When the C standards were codified, different platforms would do different things when left-shifting negative integers. On some of them, the behavior might trigger implementation-specific traps whose behavior could be outside a program's control, and which could include random code execution. Nonetheless, it was possible that programs written for such platforms might make use of such behavior (a program could e.g. specify that a user would have to do something to configure a system's trap handlers before running it, but the program could then exploit the behavior of the suitably-configured trap handlers).

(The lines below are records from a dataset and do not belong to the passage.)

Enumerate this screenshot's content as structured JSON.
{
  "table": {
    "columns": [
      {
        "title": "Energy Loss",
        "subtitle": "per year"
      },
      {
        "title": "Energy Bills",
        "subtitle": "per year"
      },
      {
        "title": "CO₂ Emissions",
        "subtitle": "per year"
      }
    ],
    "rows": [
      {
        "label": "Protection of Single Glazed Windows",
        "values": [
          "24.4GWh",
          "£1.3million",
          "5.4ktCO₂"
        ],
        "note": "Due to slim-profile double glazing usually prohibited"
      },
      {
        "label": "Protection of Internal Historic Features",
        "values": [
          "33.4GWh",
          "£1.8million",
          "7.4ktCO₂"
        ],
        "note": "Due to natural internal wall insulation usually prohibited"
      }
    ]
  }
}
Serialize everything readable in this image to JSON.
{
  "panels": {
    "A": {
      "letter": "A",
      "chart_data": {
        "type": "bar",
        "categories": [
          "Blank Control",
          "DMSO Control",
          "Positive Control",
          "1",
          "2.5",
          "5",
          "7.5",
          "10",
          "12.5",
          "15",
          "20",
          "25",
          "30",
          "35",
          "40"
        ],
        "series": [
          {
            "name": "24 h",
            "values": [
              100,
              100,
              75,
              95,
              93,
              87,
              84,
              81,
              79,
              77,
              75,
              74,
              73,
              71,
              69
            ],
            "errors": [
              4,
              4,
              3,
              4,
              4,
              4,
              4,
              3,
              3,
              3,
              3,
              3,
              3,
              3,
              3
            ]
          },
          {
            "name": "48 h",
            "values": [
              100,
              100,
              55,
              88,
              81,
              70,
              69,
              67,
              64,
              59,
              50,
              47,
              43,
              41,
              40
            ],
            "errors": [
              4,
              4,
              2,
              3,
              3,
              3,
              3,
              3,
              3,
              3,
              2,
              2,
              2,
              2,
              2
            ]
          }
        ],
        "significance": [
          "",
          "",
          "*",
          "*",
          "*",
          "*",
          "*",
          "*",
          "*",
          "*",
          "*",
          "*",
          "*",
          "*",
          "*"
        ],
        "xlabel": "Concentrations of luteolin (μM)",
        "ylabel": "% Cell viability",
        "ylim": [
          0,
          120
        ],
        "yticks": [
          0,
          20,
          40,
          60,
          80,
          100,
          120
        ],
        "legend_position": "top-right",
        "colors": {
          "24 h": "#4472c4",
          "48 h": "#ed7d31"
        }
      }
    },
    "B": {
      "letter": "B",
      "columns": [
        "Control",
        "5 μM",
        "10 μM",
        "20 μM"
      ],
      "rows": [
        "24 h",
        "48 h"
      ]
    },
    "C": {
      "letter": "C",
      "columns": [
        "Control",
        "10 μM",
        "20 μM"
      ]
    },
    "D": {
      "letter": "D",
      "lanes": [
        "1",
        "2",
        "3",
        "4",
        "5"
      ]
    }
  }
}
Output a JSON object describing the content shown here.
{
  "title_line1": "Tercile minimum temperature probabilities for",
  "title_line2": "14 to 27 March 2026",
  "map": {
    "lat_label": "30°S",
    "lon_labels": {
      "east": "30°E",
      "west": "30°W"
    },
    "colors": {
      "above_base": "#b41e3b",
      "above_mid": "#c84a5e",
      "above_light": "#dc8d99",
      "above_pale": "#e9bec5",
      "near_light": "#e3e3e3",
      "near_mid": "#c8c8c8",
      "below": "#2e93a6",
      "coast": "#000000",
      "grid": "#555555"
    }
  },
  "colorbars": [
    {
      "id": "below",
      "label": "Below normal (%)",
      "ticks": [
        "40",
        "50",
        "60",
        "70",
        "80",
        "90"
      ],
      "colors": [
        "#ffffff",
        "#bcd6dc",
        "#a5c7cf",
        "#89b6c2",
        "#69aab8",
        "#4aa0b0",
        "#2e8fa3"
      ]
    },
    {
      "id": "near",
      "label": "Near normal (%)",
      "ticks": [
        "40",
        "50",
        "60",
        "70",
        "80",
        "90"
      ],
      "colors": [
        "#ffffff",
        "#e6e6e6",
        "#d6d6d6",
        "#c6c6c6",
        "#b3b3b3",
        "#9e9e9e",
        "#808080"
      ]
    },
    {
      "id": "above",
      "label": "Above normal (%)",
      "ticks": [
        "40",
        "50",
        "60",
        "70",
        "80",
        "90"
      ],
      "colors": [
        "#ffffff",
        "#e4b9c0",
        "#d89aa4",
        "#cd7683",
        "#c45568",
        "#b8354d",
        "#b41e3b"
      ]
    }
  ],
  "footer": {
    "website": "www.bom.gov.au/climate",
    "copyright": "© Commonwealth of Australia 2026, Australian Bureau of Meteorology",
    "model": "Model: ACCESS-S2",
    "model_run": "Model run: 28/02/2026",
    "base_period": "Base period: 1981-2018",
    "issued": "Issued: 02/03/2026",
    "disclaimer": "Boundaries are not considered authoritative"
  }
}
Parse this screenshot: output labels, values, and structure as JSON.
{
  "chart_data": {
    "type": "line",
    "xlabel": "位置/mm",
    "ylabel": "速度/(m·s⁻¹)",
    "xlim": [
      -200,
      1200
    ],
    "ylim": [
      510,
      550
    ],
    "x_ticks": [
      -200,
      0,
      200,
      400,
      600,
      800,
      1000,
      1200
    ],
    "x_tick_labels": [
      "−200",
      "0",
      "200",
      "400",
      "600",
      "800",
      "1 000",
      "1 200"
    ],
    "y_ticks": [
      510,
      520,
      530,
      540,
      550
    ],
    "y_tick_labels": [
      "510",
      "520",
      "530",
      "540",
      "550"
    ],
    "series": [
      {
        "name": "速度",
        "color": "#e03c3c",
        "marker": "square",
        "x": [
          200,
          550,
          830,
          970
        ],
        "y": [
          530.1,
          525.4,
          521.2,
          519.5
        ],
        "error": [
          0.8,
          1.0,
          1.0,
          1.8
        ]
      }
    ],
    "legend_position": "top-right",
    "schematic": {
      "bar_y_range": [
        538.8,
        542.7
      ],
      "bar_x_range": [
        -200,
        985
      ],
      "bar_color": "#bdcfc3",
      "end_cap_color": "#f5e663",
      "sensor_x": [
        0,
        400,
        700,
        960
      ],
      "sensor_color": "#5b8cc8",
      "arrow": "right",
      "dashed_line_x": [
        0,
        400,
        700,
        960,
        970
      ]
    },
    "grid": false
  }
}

The authors of the C standard did not want to say that compilers for machines where left-shifting of negative numbers would trap must be modified to prevent such trapping (since programs might potentially be relying upon it), but if left-shifting a negative number is allowed to trigger a trap which could cause any arbitrary behavior (including random code execution) that means that left-shifting a negative number is allowed to do anything whatsoever. Hence Undefined Behavior.
In practice, until about 5 years ago, 99+% of compilers written for a machine that used two's-complement math (meaning 99+% of machines made since 1990) would consistently yield the following behaviors for x<<y and x>>y, to the extent that code reliance upon such behavior was considered no more non-portable than code which assumed char was 8 bits. The C standard didn't mandate such behavior, but any compiler author wanting to be compatible with a wide base of existing code would follow it.
- if
y is a signed type, x << y and x >> y are evaluated as though y was cast to unsigned.
- if
x is type int, x<<y is equivalent to (int)((unsigned)x << y).
- if
x is type int and positive, x>>y equivalent to (unsigned)x >> y. If x is of type int and negative, x>>y is equivalent to ~(~((unsigned)x) >> y).
- If
x is of type long, similar rules apply, but with unsigned long rather than unsigned.
- if
x is an N-bit type and y is greater than N-1, then x >> y and x << y may arbitrarily yield zero, or may act as though the right-hand operand was y % N; they may require extra time proportional to y [note that on a 32-bit machine, if y is negative, that could potentially be a long time, though I only know of one machine which would in practice run more than 256 extra steps]. Compilers were not necessarily consistent in their choice, but would always return one of the indicated values with no other side-effects.
Unfortunately for reasons I can't quite fathom, compiler writers have decided that rather than allowing programmers to indicate what assumptions compilers should use for dead-code removal, compilers should assume that it is impossible to execute any shift whose behavior isn't mandated by the C standard. Thus, given code like the following:
uint32_t shiftleft(uint32_t v, uint8_t n)
{
if (n >= 32)
v=0;
return v<<n;
}
a compiler may determine that because the code would engage in Undefined Behavior when n is 32 or larger, the compiler may assume that the if will never return true, and may thus omit the code. Consequently, unless or until someone comes up with a standard for C which restores the classic behaviors and allows programmers to designate what assumptions merit dead code removal, such constructs cannot be recommended for any code that might be fed to a hyper-modern compiler.